Oggi ho riscoperto il valore della gentilezza. E non solo io: a volte ho l’impressione che sia tornata di moda, ma comunque è una buona moda. Nell’era del rancore e dell’invidia, dell’hate speech e dell’insulto inconsulto, la gentilezza ha ritrovato una legittimazione sostanziale, sia nella sfera privata che in quella pubblica. Da elemento da contestare, è diventata essa stessa strumento di contestazione della cultura maggioritaria, che rischia di diventare dominante.

Per questo ci sono campagne on line contro il linguaggio offensivo e violento, come Parole O_stili, ci sono progetti nelle scuole, c’è persino una Giornata Mondiale della Gentilezza (il 13 novembre). Tanto che bisogna stare attenti a non banalizzare, perché la gentilezza non si identifica con il galateo, anche se le buone maniere possono aiutare. Non si limita al fare ogni tanto un gesto di accondiscendenza verso gli altri (non parliamo di fare una gentilezza, ma di essere gentili), anche se è vero che si esprime attraverso tanti piccoli gesti quotidiani.

Essere gentili vuol dire mantenersi disponibili ad ascoltare l’altro, per cercare di rispondergli, invece di limitarsi a parlargli addosso. E, quindi vuol dire tenere presenti le esigenze altrui, oltre alle nostre, e quelle dell’ambiente, dei beni comuni, della memoria da custodire.
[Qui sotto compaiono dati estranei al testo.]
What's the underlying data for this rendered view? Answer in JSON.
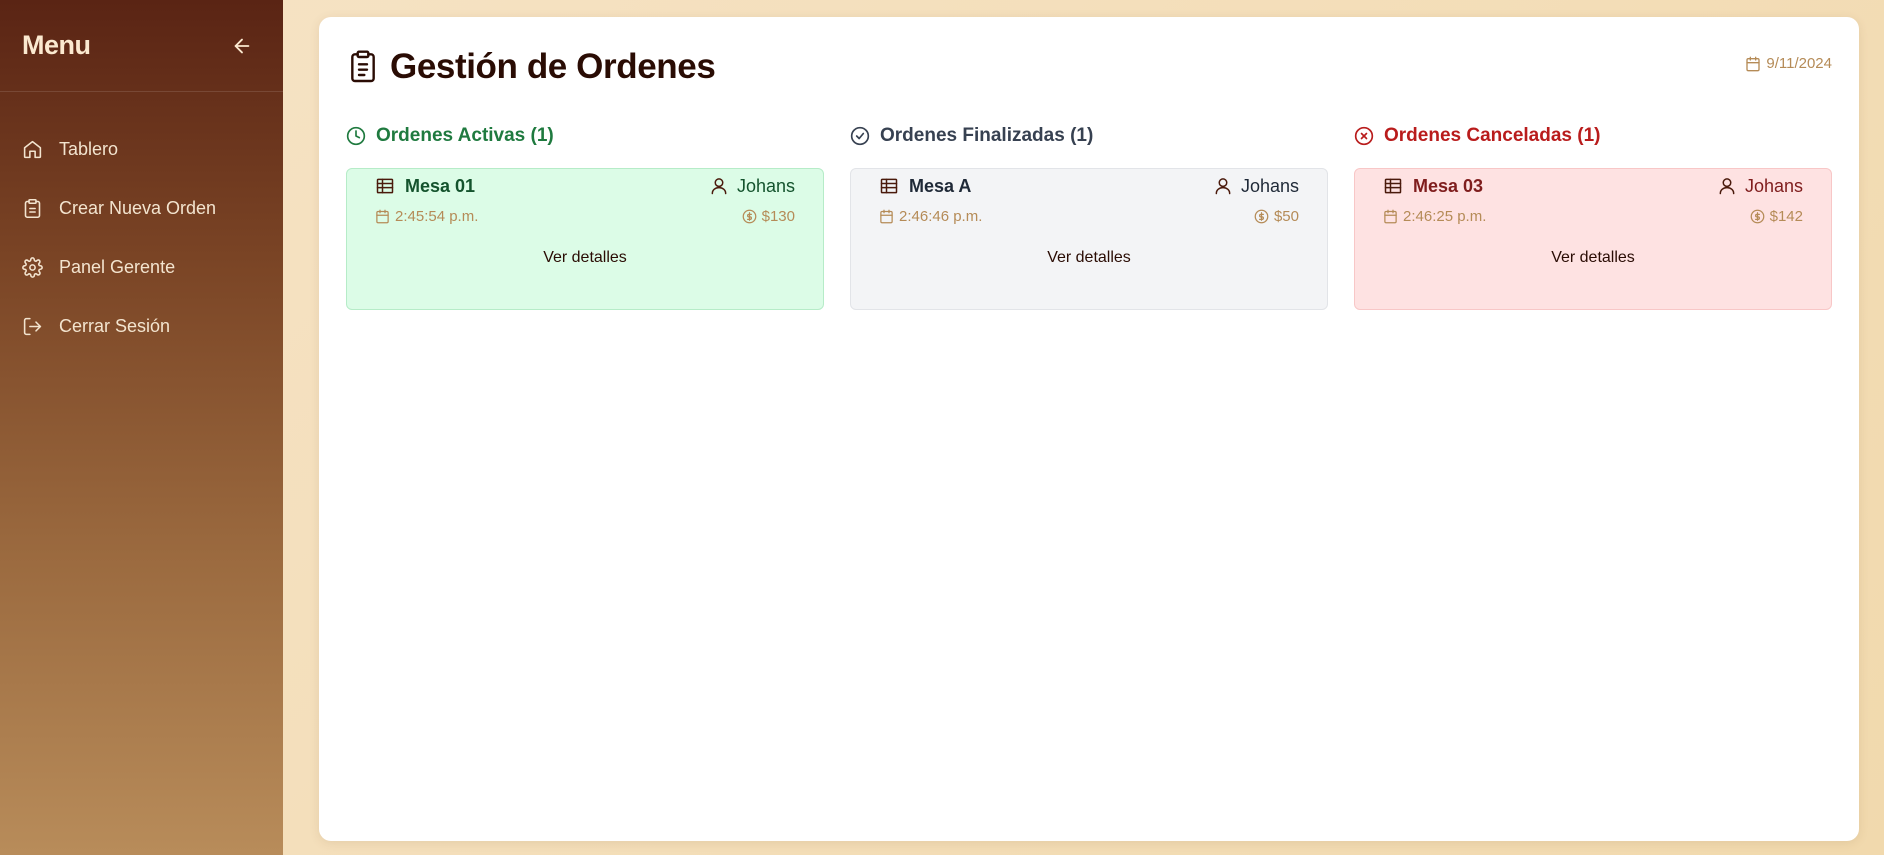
{
  "sidebar": {
    "title": "Menu",
    "items": [
      {
        "label": "Tablero",
        "icon": "home-icon"
      },
      {
        "label": "Crear Nueva Orden",
        "icon": "clipboard-icon"
      },
      {
        "label": "Panel Gerente",
        "icon": "gear-icon"
      },
      {
        "label": "Cerrar Sesión",
        "icon": "logout-icon"
      }
    ]
  },
  "page": {
    "title": "Gestión de Ordenes",
    "date": "9/11/2024"
  },
  "columns": [
    {
      "title": "Ordenes Activas (1)",
      "status": "active",
      "color": "#1f7a3f",
      "icon": "clock-icon",
      "orders": [
        {
          "table": "Mesa 01",
          "waiter": "Johans",
          "time": "2:45:54 p.m.",
          "total": "$130",
          "action": "Ver detalles"
        }
      ]
    },
    {
      "title": "Ordenes Finalizadas (1)",
      "status": "finished",
      "color": "#374151",
      "icon": "check-circle-icon",
      "orders": [
        {
          "table": "Mesa A",
          "waiter": "Johans",
          "time": "2:46:46 p.m.",
          "total": "$50",
          "action": "Ver detalles"
        }
      ]
    },
    {
      "title": "Ordenes Canceladas (1)",
      "status": "cancelled",
      "color": "#b91c1c",
      "icon": "x-circle-icon",
      "orders": [
        {
          "table": "Mesa 03",
          "waiter": "Johans",
          "time": "2:46:25 p.m.",
          "total": "$142",
          "action": "Ver detalles"
        }
      ]
    }
  ]
}
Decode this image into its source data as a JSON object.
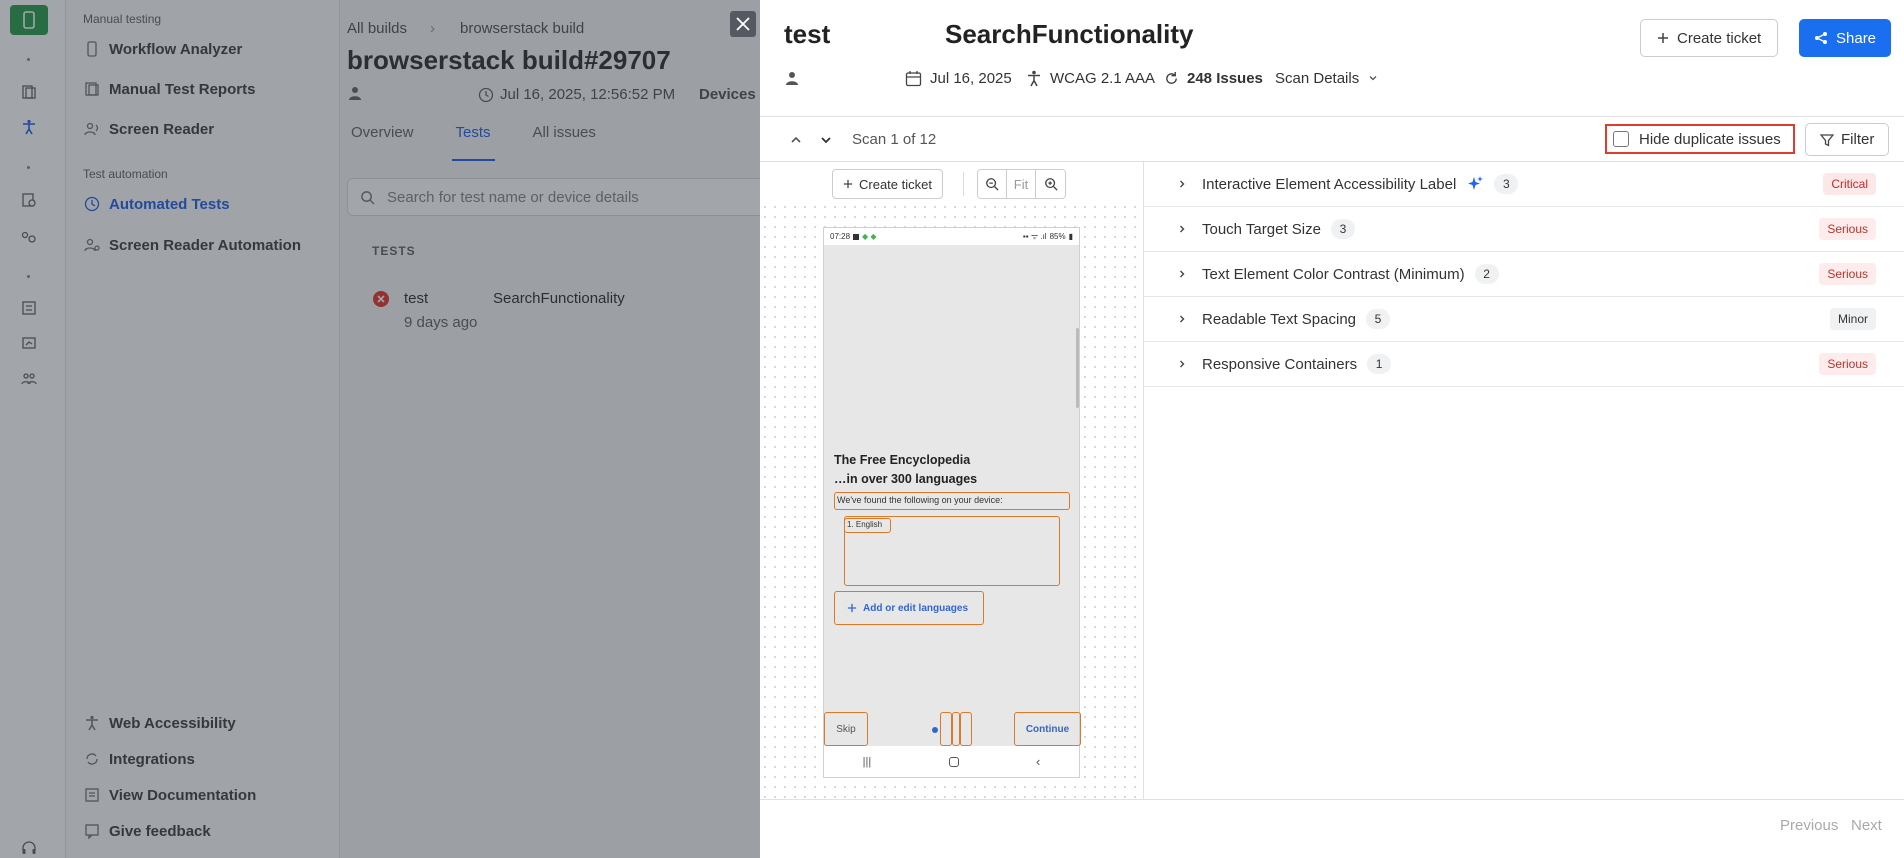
{
  "rail": {
    "icons": [
      "app-logo-icon",
      "clipboard-icon",
      "accessibility-icon",
      "files-icon",
      "network-icon",
      "list-icon",
      "chart-icon",
      "people-icon",
      "headset-icon"
    ]
  },
  "sidebar": {
    "section_manual": "Manual testing",
    "section_automation": "Test automation",
    "items": [
      {
        "label": "Workflow Analyzer",
        "icon": "mobile-icon"
      },
      {
        "label": "Manual Test Reports",
        "icon": "report-icon"
      },
      {
        "label": "Screen Reader",
        "icon": "screen-reader-icon"
      },
      {
        "label": "Automated Tests",
        "icon": "automated-icon"
      },
      {
        "label": "Screen Reader Automation",
        "icon": "screen-reader-auto-icon"
      },
      {
        "label": "Web Accessibility",
        "icon": "accessibility-icon"
      },
      {
        "label": "Integrations",
        "icon": "integrations-icon"
      },
      {
        "label": "View Documentation",
        "icon": "doc-icon"
      },
      {
        "label": "Give feedback",
        "icon": "feedback-icon"
      }
    ]
  },
  "main": {
    "breadcrumb": {
      "root": "All builds",
      "sep": "›",
      "current": "browserstack build"
    },
    "title": "browserstack build#29707",
    "timestamp": "Jul 16, 2025, 12:56:52 PM",
    "devices_label": "Devices",
    "tabs": [
      {
        "label": "Overview"
      },
      {
        "label": "Tests"
      },
      {
        "label": "All issues"
      }
    ],
    "search_placeholder": "Search for test name or device details",
    "tests_header": "TESTS",
    "test": {
      "name": "test",
      "suite": "SearchFunctionality",
      "time": "9 days ago"
    }
  },
  "drawer": {
    "test_name": "test",
    "suite_name": "SearchFunctionality",
    "create_ticket": "Create ticket",
    "share": "Share",
    "date": "Jul 16, 2025",
    "standard": "WCAG 2.1 AAA",
    "issues_count": "248 Issues",
    "scan_details": "Scan Details",
    "scan_label": "Scan 1 of 12",
    "hide_duplicates": "Hide duplicate issues",
    "filter": "Filter",
    "preview": {
      "create_ticket": "Create ticket",
      "fit": "Fit",
      "status_time": "07:28",
      "battery": "85%",
      "headline_1": "The Free Encyclopedia",
      "headline_2": "…in over 300 languages",
      "found_text": "We've found the following on your device:",
      "lang_item": "1.   English",
      "add_languages": "Add or edit languages",
      "skip": "Skip",
      "continue": "Continue"
    },
    "issues": [
      {
        "name": "Interactive Element Accessibility Label",
        "count": "3",
        "severity": "Critical",
        "ai": true
      },
      {
        "name": "Touch Target Size",
        "count": "3",
        "severity": "Serious"
      },
      {
        "name": "Text Element Color Contrast (Minimum)",
        "count": "2",
        "severity": "Serious"
      },
      {
        "name": "Readable Text Spacing",
        "count": "5",
        "severity": "Minor"
      },
      {
        "name": "Responsive Containers",
        "count": "1",
        "severity": "Serious"
      }
    ],
    "previous": "Previous",
    "next": "Next"
  },
  "colors": {
    "primary": "#1a6ff0",
    "highlight": "#e03b2c",
    "logo": "#2e9e50",
    "critical": "#c62828"
  }
}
Essere gentili vuol dire avere fiducia: negli altri, nei valori in cui crediamo e che vorremmo trasmettere e condividere, nella giustizia e nella possibilità di costruire un futuro sostenibile. Significa, in sostanza, adottare uno sguardo sereno – che poi è contagioso: chi riceve gentilezza, in genere diventa più gentile.

Quando faceva il presepio, mio padre metteva in fondo, sulle montane brulle, il lupo, l’orso, le bestie feroci. Un’antica tradizione famigliare derivante, credo, dai vangeli apocrifi. Per me, comunque, era un monito: la serenità del presepio non ignora le difficoltà della vita, i conflitti espliciti o latenti, le trappole lungo il sentiero. Il presepio non è una bolla in cui rifugiarci nonostante la storia. Il Natale è la storia.

La gentilezza non è lo stile di chi si riunisce a prendere il tè con i pasticcini nelle tazze di porcellana, in una casa ben scaldata e lontana dal traffico. Non è una fuga, una chiusura in un mondo dorato che non esiste. È la scelta culturale di affrontarlo, il mondo con i suoi problemi, con le armi della ragione, della cultura, dell’ascolto e del dialogo. Della non violenza opposta all’aggressività verbale e non. Della verità opposta alla propaganda. Della mobilitazione responsabile per il bene comune opposta allo scatenare le folle contro il nemico di volta in volta costruito.

È quindi una scelta, oltre che culturale, politica, che potrebbe fare la rivoluzione in tutti i luoghi della vita civile, dalle riunioni di condominio ai talk show televisivi. Una scelta non per i deboli, ma per i forti.